Securing Abstraction
by Terrington Calas, THE NEW ORLEANS ART REVIEW
EXCERPT:
Allison Stewart is yet another abstract romantic, but her temperament is distinctive. Although she is conceptually allied with Marden and Dunbar— complete with an overmastering theme — she does not share their restraints. The immediate tone of her work suggests emotions freely and unapologetically felt. In a new suite of paintings recently at Arthur Roger, she affirms both her own authority and the abiding authority of a truly passionate mode of abstraction.
The other restraint Stewart eschews is the formal one. The plodding, rigorous manner seems foreign to her. She is a stylist, a natural one. And she relishes all the painterly maneuvers that such a label might entail. Her devised shapes, all alluding in some way to landscape, are patently mannered; her most effective compositional motif, an undulating panorama, has the delicate grace of a Monet Water Garden. And, most important, she handles color like a cinquecento Venetian — the pictures are suffused with sensuous golds, magentas, Prussian blues.
This is not the usual stuff of exalted topics, at least not in contemporary times. In fact, her technical approach is reminiscent of an easy going 1970s movement called Lyrical Abstraction. It was a Color Field tangent that supplanted Minimalism with the sheer optical pleasure of pigment on canvas. Some Lyricists were maligned/reviled as merely pretty, as unprofound. But at that moment, the politically heinous early seventies, a foray into aesthetic hedonism was perfectly in order.
Now, some twenty-five years later, there is further use for it. Especially if the gratifying style is channeled with thought and serious purpose. That’s a difficult balancing act, but Stewart has managed it for some years in a unique mode of landscape-as-abstraction. The result is far beyond mere lyricism.
Her handsome surfaces are an enticement; she posits them as the first step toward a personal philosophy of nature, a philosophy that extends the traditional Romantic stance. The old romantics — mainly the 19th century Germans such as Friedrich and Runge — were passionately reverent, essentially “kneeling” before a spellbinding wilderness. They perceived God behind the veil of his grandest creations, and were staggered. Stewart’s attitude is spiritualist too; her apparent conviction makes it so. But the overall, sustained quality is not reverence. Rather, it feels mournful. At times, her paintings verge on the funereal. Ultimately, we can see her art as a pictorial lament for today’s environment — specifically the imperilled environment of our own Gulf Coast region.

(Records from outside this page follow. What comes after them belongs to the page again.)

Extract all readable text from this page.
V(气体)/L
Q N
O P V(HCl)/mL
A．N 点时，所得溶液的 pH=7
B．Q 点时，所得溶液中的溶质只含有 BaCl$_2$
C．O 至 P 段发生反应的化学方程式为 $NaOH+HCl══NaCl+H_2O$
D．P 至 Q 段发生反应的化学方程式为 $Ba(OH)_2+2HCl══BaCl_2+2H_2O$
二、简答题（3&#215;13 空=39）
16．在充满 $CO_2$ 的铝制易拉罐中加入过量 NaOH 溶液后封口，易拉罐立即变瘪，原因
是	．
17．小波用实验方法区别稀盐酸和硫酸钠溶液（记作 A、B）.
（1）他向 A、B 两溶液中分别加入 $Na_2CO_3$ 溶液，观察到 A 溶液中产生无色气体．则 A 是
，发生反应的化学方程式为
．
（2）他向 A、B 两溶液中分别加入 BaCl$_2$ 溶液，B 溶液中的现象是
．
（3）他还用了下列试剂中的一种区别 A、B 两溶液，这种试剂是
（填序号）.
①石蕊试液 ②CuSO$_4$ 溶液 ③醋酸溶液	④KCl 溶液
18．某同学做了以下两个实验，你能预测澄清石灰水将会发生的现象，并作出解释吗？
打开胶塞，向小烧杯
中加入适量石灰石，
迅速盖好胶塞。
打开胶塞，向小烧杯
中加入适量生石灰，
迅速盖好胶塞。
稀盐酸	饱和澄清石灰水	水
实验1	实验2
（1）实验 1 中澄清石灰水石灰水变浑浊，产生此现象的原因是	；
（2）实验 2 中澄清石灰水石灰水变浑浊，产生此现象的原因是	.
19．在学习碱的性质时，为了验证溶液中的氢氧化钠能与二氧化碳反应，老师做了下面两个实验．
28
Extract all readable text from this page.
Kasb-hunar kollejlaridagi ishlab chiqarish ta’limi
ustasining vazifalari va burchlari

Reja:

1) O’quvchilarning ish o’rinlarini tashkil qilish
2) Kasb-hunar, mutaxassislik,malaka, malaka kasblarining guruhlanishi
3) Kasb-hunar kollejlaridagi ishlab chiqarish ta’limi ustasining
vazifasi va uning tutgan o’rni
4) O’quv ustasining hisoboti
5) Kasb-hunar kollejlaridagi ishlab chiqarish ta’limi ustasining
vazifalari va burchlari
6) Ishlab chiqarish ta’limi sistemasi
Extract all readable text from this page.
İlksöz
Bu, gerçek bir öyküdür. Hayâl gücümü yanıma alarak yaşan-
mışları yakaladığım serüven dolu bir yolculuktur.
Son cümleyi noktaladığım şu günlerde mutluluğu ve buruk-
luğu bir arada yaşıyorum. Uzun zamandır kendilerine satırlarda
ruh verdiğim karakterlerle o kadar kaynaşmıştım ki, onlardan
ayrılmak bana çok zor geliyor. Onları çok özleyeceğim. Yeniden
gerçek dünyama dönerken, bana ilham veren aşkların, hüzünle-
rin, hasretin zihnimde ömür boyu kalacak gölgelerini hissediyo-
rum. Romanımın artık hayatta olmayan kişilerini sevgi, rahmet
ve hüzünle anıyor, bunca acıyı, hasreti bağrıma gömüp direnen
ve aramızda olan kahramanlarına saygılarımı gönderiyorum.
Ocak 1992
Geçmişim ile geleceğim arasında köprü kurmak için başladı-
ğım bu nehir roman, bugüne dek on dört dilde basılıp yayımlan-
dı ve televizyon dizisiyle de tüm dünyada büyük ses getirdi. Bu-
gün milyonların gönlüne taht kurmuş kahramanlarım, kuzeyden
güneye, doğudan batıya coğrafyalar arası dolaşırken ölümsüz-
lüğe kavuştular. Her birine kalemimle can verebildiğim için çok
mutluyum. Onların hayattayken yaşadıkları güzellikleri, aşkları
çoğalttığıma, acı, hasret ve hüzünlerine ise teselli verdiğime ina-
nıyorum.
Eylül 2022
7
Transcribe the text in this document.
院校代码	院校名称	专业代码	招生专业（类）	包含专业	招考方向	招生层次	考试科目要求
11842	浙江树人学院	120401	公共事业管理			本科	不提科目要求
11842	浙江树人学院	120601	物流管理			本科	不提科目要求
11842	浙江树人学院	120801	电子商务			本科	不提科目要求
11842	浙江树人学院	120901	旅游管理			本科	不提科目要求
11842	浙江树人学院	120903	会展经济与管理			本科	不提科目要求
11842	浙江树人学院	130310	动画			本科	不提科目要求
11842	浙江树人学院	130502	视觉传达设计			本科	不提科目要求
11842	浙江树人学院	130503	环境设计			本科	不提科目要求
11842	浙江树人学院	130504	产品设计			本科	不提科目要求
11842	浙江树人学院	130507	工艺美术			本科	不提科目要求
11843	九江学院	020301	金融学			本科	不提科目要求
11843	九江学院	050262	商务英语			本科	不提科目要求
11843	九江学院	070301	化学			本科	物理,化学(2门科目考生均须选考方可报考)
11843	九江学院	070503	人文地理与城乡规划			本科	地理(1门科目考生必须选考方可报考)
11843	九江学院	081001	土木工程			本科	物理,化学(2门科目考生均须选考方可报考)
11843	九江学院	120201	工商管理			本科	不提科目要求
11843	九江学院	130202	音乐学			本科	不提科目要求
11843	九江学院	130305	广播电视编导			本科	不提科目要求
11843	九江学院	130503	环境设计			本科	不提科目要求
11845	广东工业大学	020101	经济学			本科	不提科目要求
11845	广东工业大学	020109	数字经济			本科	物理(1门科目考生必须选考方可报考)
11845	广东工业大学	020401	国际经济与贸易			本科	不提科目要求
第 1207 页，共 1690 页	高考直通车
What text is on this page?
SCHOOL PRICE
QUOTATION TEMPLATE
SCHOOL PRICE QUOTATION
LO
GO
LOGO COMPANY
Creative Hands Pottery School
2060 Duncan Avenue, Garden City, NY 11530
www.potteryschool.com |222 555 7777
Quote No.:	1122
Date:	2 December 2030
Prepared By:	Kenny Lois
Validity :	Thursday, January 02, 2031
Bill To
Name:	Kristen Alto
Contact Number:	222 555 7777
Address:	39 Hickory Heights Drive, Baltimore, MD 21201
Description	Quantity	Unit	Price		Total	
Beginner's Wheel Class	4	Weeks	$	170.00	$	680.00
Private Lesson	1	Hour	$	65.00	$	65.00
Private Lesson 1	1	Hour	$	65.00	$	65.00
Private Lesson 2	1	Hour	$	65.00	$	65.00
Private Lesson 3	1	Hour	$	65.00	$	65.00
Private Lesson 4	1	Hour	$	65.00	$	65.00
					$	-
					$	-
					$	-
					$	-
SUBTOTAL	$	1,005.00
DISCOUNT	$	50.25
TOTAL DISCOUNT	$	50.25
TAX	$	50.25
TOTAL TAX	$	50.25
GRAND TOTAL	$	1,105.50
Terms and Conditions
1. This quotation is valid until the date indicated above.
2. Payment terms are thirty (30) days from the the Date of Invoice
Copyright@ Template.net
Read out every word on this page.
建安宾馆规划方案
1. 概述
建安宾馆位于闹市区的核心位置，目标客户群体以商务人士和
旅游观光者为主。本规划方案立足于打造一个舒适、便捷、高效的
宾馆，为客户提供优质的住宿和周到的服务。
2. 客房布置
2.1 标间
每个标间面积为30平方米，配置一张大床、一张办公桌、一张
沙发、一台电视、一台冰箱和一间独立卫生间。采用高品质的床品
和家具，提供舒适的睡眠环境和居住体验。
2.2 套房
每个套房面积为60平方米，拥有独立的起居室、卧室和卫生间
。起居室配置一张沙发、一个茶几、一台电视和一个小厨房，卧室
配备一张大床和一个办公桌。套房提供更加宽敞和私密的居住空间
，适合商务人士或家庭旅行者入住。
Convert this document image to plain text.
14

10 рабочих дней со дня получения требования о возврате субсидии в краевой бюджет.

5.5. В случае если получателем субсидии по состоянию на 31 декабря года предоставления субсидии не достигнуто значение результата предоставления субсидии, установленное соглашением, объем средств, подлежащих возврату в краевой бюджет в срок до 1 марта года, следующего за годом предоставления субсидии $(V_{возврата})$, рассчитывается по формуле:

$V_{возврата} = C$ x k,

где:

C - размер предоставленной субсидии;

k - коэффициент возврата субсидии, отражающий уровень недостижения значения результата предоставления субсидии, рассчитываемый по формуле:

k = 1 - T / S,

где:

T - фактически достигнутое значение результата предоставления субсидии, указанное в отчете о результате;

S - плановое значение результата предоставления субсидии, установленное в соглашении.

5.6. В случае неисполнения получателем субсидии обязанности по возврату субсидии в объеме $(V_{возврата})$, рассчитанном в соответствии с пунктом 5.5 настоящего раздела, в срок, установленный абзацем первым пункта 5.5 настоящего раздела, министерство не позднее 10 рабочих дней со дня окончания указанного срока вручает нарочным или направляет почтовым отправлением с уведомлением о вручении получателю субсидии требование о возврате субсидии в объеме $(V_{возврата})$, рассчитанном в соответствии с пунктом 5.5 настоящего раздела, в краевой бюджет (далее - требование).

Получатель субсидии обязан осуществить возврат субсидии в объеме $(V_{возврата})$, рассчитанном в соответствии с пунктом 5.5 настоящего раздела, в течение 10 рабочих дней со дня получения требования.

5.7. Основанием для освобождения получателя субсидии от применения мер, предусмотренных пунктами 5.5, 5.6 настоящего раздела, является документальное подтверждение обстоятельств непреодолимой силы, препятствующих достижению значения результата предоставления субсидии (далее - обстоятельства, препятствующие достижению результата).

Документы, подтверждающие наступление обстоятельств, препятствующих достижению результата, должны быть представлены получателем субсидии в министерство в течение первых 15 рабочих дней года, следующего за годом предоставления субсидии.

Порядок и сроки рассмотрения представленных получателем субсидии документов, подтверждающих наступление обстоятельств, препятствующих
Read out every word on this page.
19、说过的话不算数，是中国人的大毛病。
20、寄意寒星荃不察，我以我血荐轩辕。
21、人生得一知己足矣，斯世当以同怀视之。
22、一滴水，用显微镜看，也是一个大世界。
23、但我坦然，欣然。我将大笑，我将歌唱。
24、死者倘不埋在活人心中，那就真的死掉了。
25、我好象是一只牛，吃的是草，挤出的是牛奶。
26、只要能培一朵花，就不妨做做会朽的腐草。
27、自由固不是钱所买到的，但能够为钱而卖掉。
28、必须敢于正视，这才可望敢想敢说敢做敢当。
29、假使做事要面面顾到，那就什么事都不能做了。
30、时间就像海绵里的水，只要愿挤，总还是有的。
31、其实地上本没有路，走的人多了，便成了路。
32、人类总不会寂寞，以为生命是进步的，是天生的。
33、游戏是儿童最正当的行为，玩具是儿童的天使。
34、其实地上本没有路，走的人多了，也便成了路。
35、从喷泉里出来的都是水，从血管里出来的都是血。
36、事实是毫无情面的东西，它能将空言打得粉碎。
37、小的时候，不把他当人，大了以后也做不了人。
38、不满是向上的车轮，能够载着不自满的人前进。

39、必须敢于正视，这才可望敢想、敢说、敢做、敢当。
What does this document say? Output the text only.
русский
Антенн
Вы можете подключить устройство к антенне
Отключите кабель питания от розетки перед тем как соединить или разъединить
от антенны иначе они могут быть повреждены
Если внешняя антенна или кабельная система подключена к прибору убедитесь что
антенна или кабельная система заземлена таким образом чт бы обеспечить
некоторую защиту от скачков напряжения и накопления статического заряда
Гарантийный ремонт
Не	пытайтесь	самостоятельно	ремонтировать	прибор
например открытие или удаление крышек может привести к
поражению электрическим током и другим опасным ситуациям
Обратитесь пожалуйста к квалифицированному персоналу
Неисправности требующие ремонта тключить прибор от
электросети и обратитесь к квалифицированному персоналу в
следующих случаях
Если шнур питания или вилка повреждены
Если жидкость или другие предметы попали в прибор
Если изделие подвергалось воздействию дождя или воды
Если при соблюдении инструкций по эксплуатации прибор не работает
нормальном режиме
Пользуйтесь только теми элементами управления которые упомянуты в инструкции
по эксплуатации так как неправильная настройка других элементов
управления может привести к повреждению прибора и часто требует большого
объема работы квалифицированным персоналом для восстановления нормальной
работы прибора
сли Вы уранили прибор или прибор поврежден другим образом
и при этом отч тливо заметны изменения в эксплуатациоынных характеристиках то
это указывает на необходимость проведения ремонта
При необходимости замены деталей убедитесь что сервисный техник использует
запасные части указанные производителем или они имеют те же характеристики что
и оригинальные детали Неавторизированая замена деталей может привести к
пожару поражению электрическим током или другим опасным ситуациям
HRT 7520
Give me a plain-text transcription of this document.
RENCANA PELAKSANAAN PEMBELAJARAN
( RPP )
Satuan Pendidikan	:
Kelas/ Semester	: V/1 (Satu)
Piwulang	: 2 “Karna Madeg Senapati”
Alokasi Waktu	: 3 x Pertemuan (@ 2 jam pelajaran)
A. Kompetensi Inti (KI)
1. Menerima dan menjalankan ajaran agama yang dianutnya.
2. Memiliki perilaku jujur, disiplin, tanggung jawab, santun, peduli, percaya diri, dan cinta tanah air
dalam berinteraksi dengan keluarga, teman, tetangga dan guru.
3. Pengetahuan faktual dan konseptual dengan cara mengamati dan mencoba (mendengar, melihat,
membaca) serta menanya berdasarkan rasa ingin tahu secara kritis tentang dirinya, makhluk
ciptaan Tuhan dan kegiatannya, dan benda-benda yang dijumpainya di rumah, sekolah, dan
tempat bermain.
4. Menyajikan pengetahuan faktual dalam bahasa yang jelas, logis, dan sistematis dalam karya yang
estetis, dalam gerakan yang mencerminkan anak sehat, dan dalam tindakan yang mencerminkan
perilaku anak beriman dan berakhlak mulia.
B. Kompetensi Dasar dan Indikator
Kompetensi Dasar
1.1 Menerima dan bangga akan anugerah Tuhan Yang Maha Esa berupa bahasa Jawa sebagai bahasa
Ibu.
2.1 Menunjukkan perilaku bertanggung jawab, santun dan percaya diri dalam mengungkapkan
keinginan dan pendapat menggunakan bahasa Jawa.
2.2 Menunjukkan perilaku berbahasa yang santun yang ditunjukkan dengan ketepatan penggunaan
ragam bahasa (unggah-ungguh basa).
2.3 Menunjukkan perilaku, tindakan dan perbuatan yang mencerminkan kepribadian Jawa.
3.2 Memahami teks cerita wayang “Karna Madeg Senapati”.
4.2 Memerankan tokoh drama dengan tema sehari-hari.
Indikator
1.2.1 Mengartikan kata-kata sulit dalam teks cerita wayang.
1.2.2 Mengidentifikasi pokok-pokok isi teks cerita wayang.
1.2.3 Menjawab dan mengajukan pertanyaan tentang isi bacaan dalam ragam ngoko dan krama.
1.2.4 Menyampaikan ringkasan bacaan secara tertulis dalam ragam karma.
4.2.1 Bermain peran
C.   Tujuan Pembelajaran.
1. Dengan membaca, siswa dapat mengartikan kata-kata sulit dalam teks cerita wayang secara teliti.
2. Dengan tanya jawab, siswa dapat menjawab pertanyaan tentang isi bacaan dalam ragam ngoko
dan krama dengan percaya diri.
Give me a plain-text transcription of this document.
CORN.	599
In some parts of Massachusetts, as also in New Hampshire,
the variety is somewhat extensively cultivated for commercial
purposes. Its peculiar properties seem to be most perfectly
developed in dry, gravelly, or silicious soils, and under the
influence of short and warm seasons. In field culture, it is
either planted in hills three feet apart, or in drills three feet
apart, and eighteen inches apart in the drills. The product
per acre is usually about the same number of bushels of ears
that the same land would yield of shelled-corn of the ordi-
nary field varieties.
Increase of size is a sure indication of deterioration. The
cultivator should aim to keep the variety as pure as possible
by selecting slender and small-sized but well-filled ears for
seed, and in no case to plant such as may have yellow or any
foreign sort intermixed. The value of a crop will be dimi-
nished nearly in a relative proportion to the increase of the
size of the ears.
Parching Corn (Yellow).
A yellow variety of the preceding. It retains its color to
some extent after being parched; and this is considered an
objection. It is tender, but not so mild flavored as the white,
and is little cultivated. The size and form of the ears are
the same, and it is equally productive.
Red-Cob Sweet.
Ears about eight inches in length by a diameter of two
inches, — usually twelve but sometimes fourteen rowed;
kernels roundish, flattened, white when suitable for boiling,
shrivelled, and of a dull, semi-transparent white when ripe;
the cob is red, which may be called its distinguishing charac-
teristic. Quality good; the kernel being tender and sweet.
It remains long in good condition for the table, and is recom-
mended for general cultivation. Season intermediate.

Her latest effort, the Arthur Roger exhibition, is by far the most convincing to date. Her technique was never so lucid. She retains much of the spontaneity and grace of the earlier Lyricists, then amplifies the effect. Composition is practically anti-composition. In a work such as Bayou Haiku, her forms loop and scatter, seemingly at random — like the automatist sweeps in an Action Painter’s “arena,” and yet one perceives a convincing balance. It comes from Nature itself—an endless sensation of movement, an unregulated order. Her color, though, is harder to pin down. It is at once fragile and forceful, translucent and rich. She layers opaque passages upon washes and then, apparently, applies more washes. The outcome is a complexity that raises echoes of chromatists from Bellini to William Baziotes.
Very likely, Baziotes is also Stewart’s most significant forebear—and the best reference in approaching the essential thrust of her art. He was Abstract Expressionism’s most sensitive painter, its most surreal, and its most romantic. Whereas his peers allowed vague insinuations of the natural, world, Baziotes made symbols of it: a system of refined equivalents.
Stewart treats nature similarly; the new paintings are filled with “equivalents.” But hers occupy a realm of Friedrich-like spiritualism, moody and quietly intense. In the German romantic’s view, the central issue was religious desire usually expressed by rapt human figures in a state of longing — agonizing frustration before God’s enigma. In Stewart’s Bayou Haiku, as in most of her work, the longing is replaced by loss. She presents exquisite abstracted fragments of plant life, suspended and melting in a poisonous, umbered vapor. Perfect beauty defiled. This is the artist’s crytallization of an ongoing ecological tragedy, one that resonates in the soul. She is painting the death of God’s emblems. The emblems are indispensable.